The current round of inflation reminds us that Things Are Tough All Over, and you can see the movie at 11:23 AM Friday on StarzComedy. Cheech Marin and Tommy Chong return as their usual stoner selves, this time in a limo someplace in the American southwest as the movie opens. But they're not in the limo because they're rich, as Cheech tells us. Flash back to the winter, and Cheech and Chong are never getting rich working at a car wash, but at least it's better than digging a ditch. (Wait, that's a different movie.) Their bosses are a pair of Arabs, Mr. Slyman and Prince Habib (also played by Cheech and Chong respectively). The bosses, dissatisfied with the pair's work at the car wash, send them first to a nightclub, and then come up with a plan to get Cheech and Chong out of Chicago. The Arabs have a business in Las Vegas, and they also have some money they need to launder, so they put it in that limo we saw Cheech and Chong in at the beginning of the movie and have the two drive it out to Nevada. Things don't quite go according to plan.



Another person for whom things are tough is Richard Harris in This Sporting Life, at 10:15 PM Friday on TCM. Harris plays Frank Machin, a coal miner in northern England who doesn't earn that much and rents a room from his widowed landlady, Mrs. Hammond (Rachel Roberts). What little Frank does make is spent on booze on his nights out, and one of those nights gets him in a fight with the captain of the local rugby league team. This, however, impresses the manager of the team, who gives him a tryout, and the team's owner, Weaver (Alan Badel) is also impressed. Of course, rugby, like American football, is a violent sport, and Frank is ultimately going to be destined to have a short career once Father Time catches up to him. But in the meantime, is making enough money that he can try to pursue young Mrs. Hammond. Because of Frank's fundamentally aggressive nature, however, Mrs. Hammond is a bit stand-offish in their on-again, off-again relationship. Will Frank ever mature?
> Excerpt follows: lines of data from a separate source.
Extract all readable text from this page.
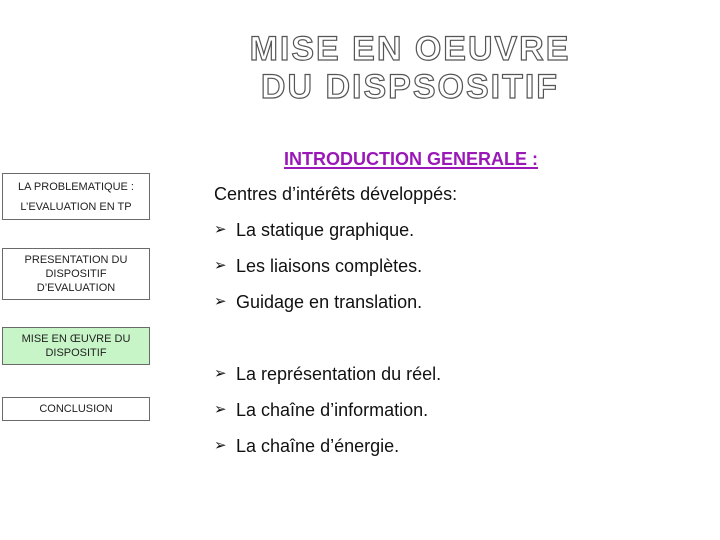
MISE EN OEUVRE
DU DISPSOSITIF
LA PROBLEMATIQUE :
L’EVALUATION EN TP
PRESENTATION DU
DISPOSITIF
D’EVALUATION
MISE EN ŒUVRE DU
DISPOSITIF
CONCLUSION
INTRODUCTION GENERALE :
Centres d’intérêts développés:
➢ La statique graphique.
➢ Les liaisons complètes.
➢ Guidage en translation.
➢ La représentation du réel.
➢ La chaîne d’information.
➢ La chaîne d’énergie.
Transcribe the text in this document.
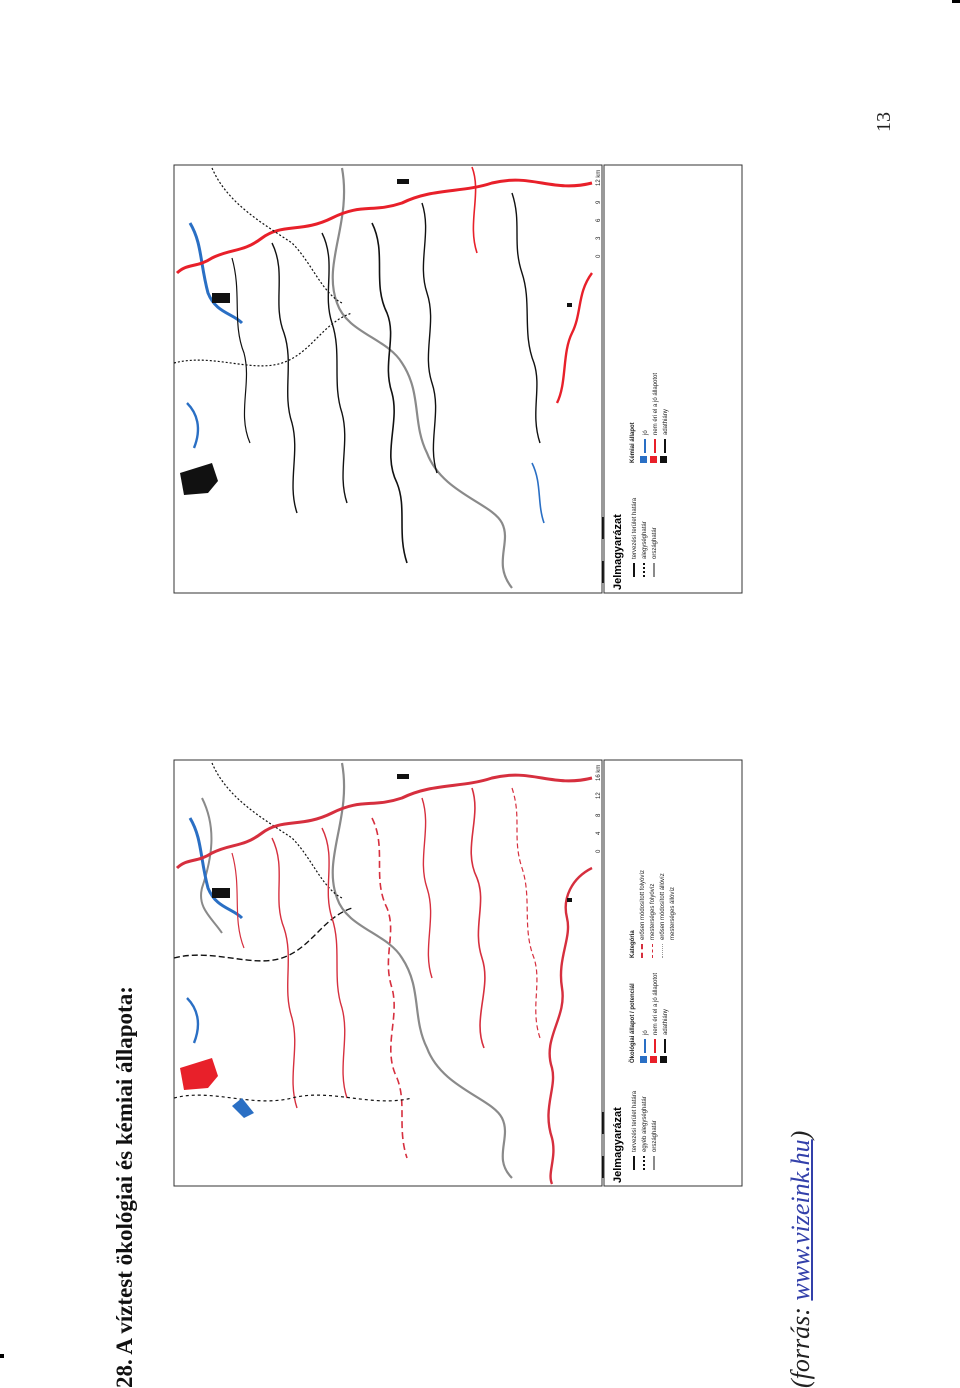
28. A víztest ökológiai és kémiai állapota:	(forrás: www.vizeink.hu)
13
Jelmagyarázat tervezési terület határa egyéb alegységhatár országhatár
Ökológiai állapot / potenciál	jó nem éri el a jó állapotot adathiány
Kategória
erősen módosított folyóvíz mesterséges folyóvíz erősen módosított állóvíz mesterséges állóvíz
0481216 km
Jelmagyarázat tervezési terület határa alegységhatár országhatár
Kémiai állapot	jó nem éri el a jó állapotot adathiány
036912 km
I've actually got three movies from the 1990s this week (and none from the 1890s). The third is Michael, showing at 1:15 PM Saturday on Cinemax. Michael, played by John Travolta, is a man living in a small town in Iowa with landlady Patsy Milbank (Jean Stapleton). Michael has wings and has supposedly told Patsy that he is in fact the archangel Michael despite his love of earthly vices like booze and smokes. A national tabloid magazine that specializes in stories of the unexplained or the sort you might have seen Leonard Nimoy presenting onIn Search Of...two decades earlier hears of this, and editor Vartan Malt (Bob Hoskins) sends writer Frank Quinlan (William Hurt) out to Iowa with a crew to investigate. Unfortunately, Patsy dies, so Frank decides to bring Michael with them back to Chicago, although Michael claims that this is what he really wanted them to do, and that he's really there to play matchmaker between Frank and Dorothy (Andie MacDowell), a woman who claims to be an expert on angels.



Finally, I'll mention Cahill, US Marshal, which is on TCM at 10:30 PM Saturday. John Wayne plays J.D. Cahill, who as you might be able to guess from the title of the movie is in fact a US Marshal who is chasing bad guys through the territories out west. However, he's also a widower with two sons, and all that chasing criminals has kept him away from the kids long enough that he hasn't done a very good job raising them. Elder son Danny (Gary Grimes), almost a legal adult, has fallen in with gang leader Fraser (George Kennedy) and his gang who robbed the local bank, with younger son Billy Joe having been given the task of hiding the money. Things get complicated when Dad takes Danny out with him to find the bank robbers, unsurprisingly finding the wrong people. Meanwhile, Fraser would like to get his hands on the money, but Billy Joe has begun to think about double-crossing Fraser, which is an exceedingly stupid movie. But at least this leads Dad to finding out who the real bank robbers are.